Dimensions: 18 x 14,5 cm
Peter Paul Rubens: A Flemish painter, Peter Paul Rubens' Baroque style emphasized movement, sensuality and color. Although he was raised as a Catholic and painted Counter-Reformation pieces f or the church, he was born into a Protestant family. In 1568, his mother and father fled the Spanish Netherlands due to persecution of Protestants. Jan Rubens, Peter Paul's father, began a sordid affair with the woman to whom he was court advisor, Anna of Saxony. His father was imprisoned for the affair and two years after his death, Peter and his family returned to Antwerp, in the Netherlands, and beginning at the age of twelve was raised as a Catholic. He began his artistic apprenticeship at age fourteen and completed his education in 1598, when he became an independent master painter.
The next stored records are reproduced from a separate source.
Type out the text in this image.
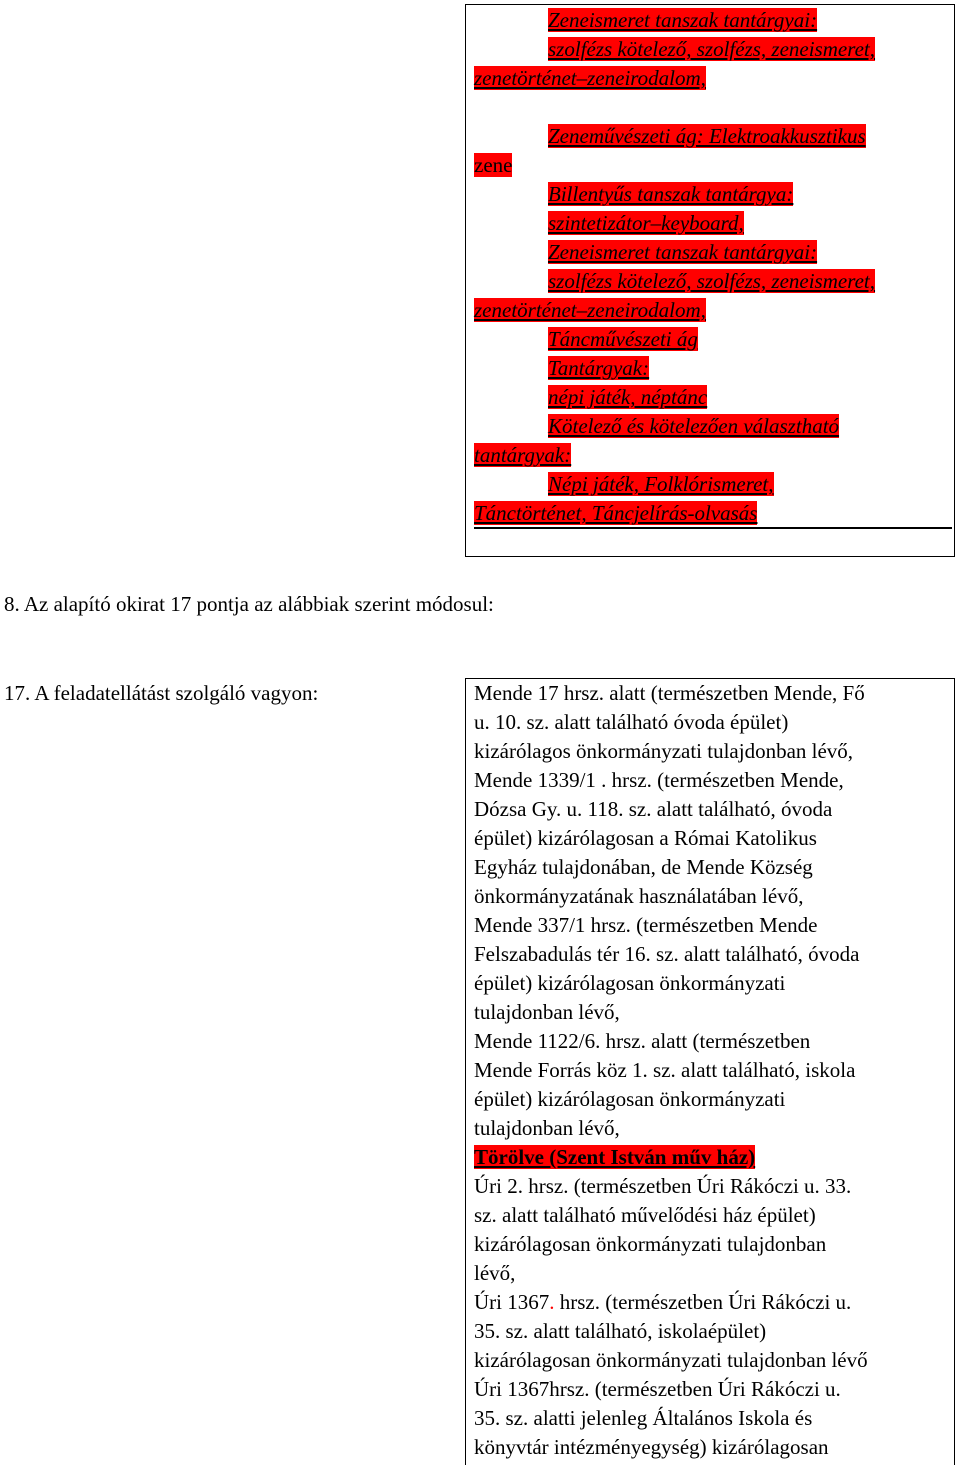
Zeneismeret tanszak tantárgyai:

szolfézs kötelező, szolfézs, zeneismeret,

zenetörténet–zeneirodalom,

Zeneművészeti ág: Elektroakkusztikus

zene

Billentyűs tanszak tantárgya:

szintetizátor–keyboard,

Zeneismeret tanszak tantárgyai:

szolfézs kötelező, szolfézs, zeneismeret,

zenetörténet–zeneirodalom,

Táncművészeti ág

Tantárgyak:

népi játék, néptánc

Kötelező és kötelezően választható

tantárgyak:

Népi játék, Folklórismeret,

Tánctörténet, Táncjelírás-olvasás

8. Az alapító okirat 17 pontja az alábbiak szerint módosul:

17. A feladatellátást szolgáló vagyon:	Mende 17 hrsz. alatt (természetben Mende, Fő

u. 10. sz. alatt található óvoda épület)

kizárólagos önkormányzati tulajdonban lévő,

Mende 1339/1 . hrsz. (természetben Mende,

Dózsa Gy. u. 118. sz. alatt található, óvoda

épület) kizárólagosan a Római Katolikus

Egyház tulajdonában, de Mende Község

önkormányzatának használatában lévő,

Mende 337/1 hrsz. (természetben Mende

Felszabadulás tér 16. sz. alatt található, óvoda

épület) kizárólagosan önkormányzati

tulajdonban lévő,

Mende 1122/6. hrsz. alatt (természetben

Mende Forrás köz 1. sz. alatt található, iskola

épület) kizárólagosan önkormányzati

tulajdonban lévő,

Törölve (Szent István műv ház)

Úri 2. hrsz. (természetben Úri Rákóczi u. 33.

sz. alatt található művelődési ház épület)

kizárólagosan önkormányzati tulajdonban

lévő,

Úri 1367. hrsz. (természetben Úri Rákóczi u.

35. sz. alatt található, iskolaépület)

kizárólagosan önkormányzati tulajdonban lévő

Úri 1367hrsz. (természetben Úri Rákóczi u.

35. sz. alatti jelenleg Általános Iskola és

könyvtár intézményegység) kizárólagosan
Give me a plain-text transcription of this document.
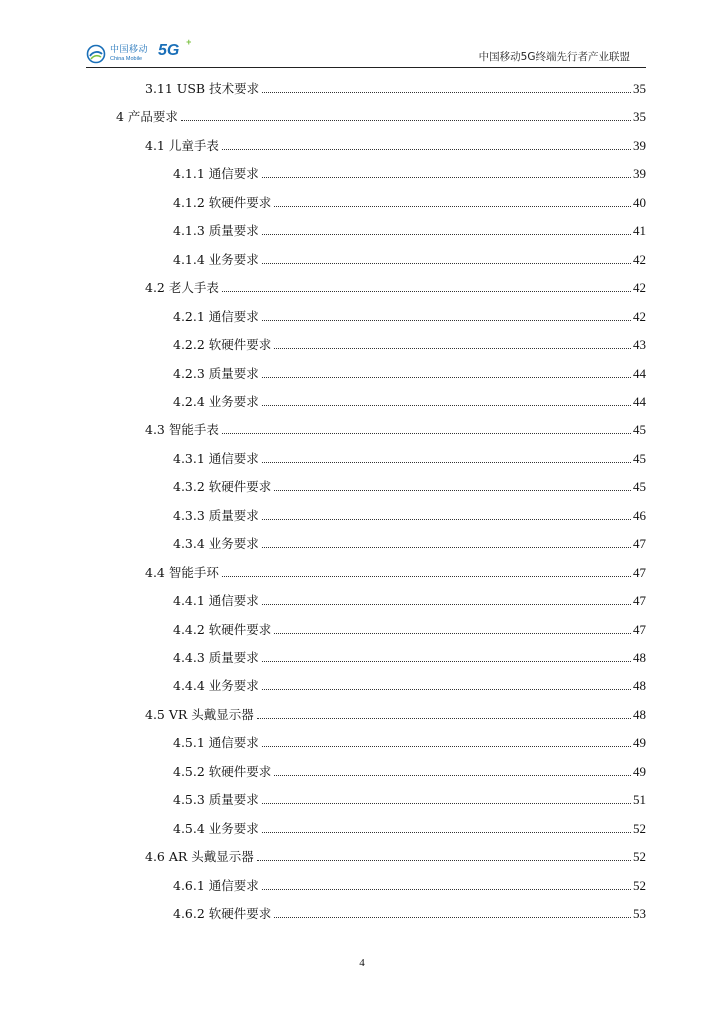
中国移动
China Mobile 5G +
中国移动5G终端先行者产业联盟
3.11 USB 技术要求	35
4 产品要求	35
4.1 儿童手表	39
4.1.1 通信要求	39
4.1.2 软硬件要求	40
4.1.3 质量要求	41
4.1.4 业务要求	42
4.2 老人手表	42
4.2.1 通信要求	42
4.2.2 软硬件要求	43
4.2.3 质量要求	44
4.2.4 业务要求	44
4.3 智能手表	45
4.3.1 通信要求	45
4.3.2 软硬件要求	45
4.3.3 质量要求	46
4.3.4 业务要求	47
4.4 智能手环	47
4.4.1 通信要求	47
4.4.2 软硬件要求	47
4.4.3 质量要求	48
4.4.4 业务要求	48
4.5 VR 头戴显示器	48
4.5.1 通信要求	49
4.5.2 软硬件要求	49
4.5.3 质量要求	51
4.5.4 业务要求	52
4.6 AR 头戴显示器	52
4.6.1 通信要求	52
4.6.2 软硬件要求	53
4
During his career, Rubens traveled to Italy and Spain, and was influenced by the great works of Titian, Veronese, and Tintoretto, as well as Leonardo da Vinci, Raphael, and Michelangelo. He returned to Antwerp upon his mother's death in 1608, and remained there as a court painter for the Archduke of Austria, and received special privileges as both a painter and a court diplomat. In 1610, Rubens moved into the house that would become his studio, where he taught students and created most of his paintings. This house has now become the Rubenshius Museum. His most famous students, friends and collaborators were Frans Snyders, Anthony van Dyck, and Jan Brueghel the Elder.
Throughout his life, he was relied upon not only as a master painter, but one whose diplomat talents were required by many a court. Between 1627 and 1630, he traveled between England and Spain, in attempts to create a truce between the two nations. He was knighted by both the Spanish monarch, Philip V, and the English King, Charles I. Cambridge University also awarded him an honorary Master's Degree.
Four years after the death of his first wife, Rubens, who was 53 years old at the time, was married to a 16 year old named Helene Fourment, whom he used as model in many of his later paintings. His fondness for the full figured woman has since spurned the term "Rubenesque," which is still used in Dutch to refer to such women.